La révocation de la grève dans l’industrie sucrière est effective depuis ce matin à 4h30 suite à un accord arraché après neuf jours de débrayage et une séance de travail marathon sous la présidence du ministre du Travail et des Relations industrielles Shakeel Mohamed, dans la nuit d’hier à ce matin. Le deal intérimaire pour une révision salariale de 13% échelonnée sur trois ans, soit 7% – 3% – 3%, et la nomination d’un arbitre indépendant, émanant du ministre de tutelle, constituent la base de l’accord pour une sortie de crise avec les deux parties en litige, à savoir la Mauritius Sugar Producers’ Association (MSPA) et le Joint Negotiating Panel syndical, qui sont arrivés à un consensus après l’une des plus longues nuits de négociations. En ce qui concerne la prochaine étape, le nom de l’ancien juge Bushan Domah a été proposé officiellement par le JNP et toute annonce officielle devra attendre la décision du principal concerné.
La fin de la grève étant officiellement confirmée, la reprise du travail aux champs et à l’usine devra reprendre graduellement. Cette éventualité a été évoquée par les syndicalistes de l’industrie sucrière avec les parties concernées sur les différentes propriétés sucrières à travers l’île ce matin. Avec la formule du ministre Mohamed pour mettre un terme à la crise, les représentants des syndicats de l’industrie sucrière ne cachent pas leur satisfaction devant les termes de l’accord, signé formellement par les deux parties. « L’aspect le plus fondamental de cet accord est cette défaite cuisante du patronat de l’industrie sucrière sur le volet des droits acquis. L’arbitre indépendant, qui attend d’être nommé pour se pencher sur la seconde partie de la révision salariale après les 13% intérimaires, ne se concentrera que sur des “issues” présentés par le JNP dans le cadre de ce litige industriel. Il n’est pas question que des “issues” remettant en cause les droits acquis des laboureurs et des artisans de l’industrie sucrière, comme la semaine de 40 heures ou encore les droits de congé de fin d’année, ne fassent partie des attributions de l’arbitre indépendant », souligne Ashok Subron, le négociateur du JPN.

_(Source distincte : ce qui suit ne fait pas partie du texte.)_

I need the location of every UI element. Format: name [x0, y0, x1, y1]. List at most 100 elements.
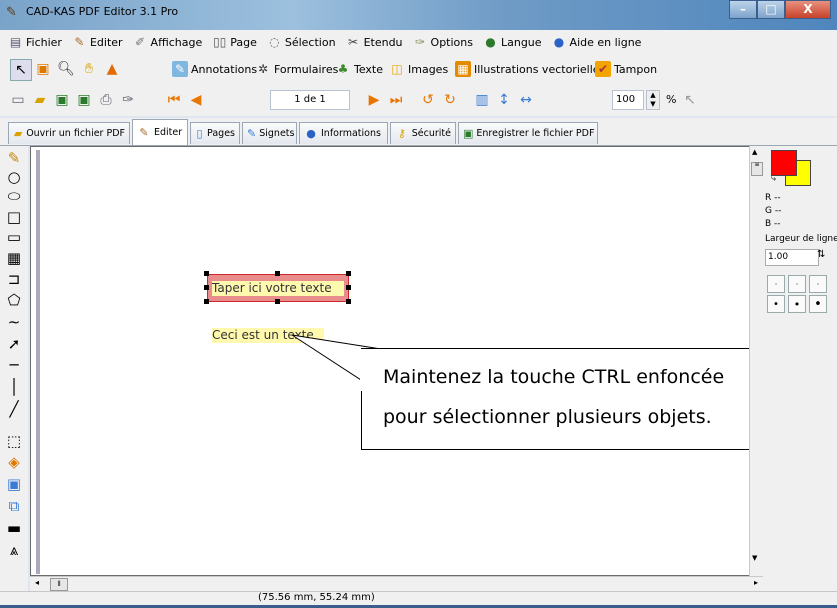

« Ce n’est nullement une mince affaire car nous savons pertinemment bien qu’au cours de ces derniers 18 mois, la MSPA, au terme de toutes sortes d’acrobatie, a multiplié les tentatives pour arriver à une remise en question des droits acquis des laboureurs et des artisans de l’industrie sucrière », a poursuivi Ashok Subron. « Toutefois, les grévistes acceptent de perdre des jours de salaires pendant la période de la grève au lieu de céder à un nouveau chantage abominable du patronat de l’industrie sucrière. Les travailleurs de l’industrie ont accepté ce sacrifice avec dignité. Je dois m’empresser d’ajouter que suite à des avis légaux, le boni de fin d’année ou encore le paiement d’autres bonis ne seront pas affectés par la participation à une grève légale »,  ajoute le négociateur du JNP.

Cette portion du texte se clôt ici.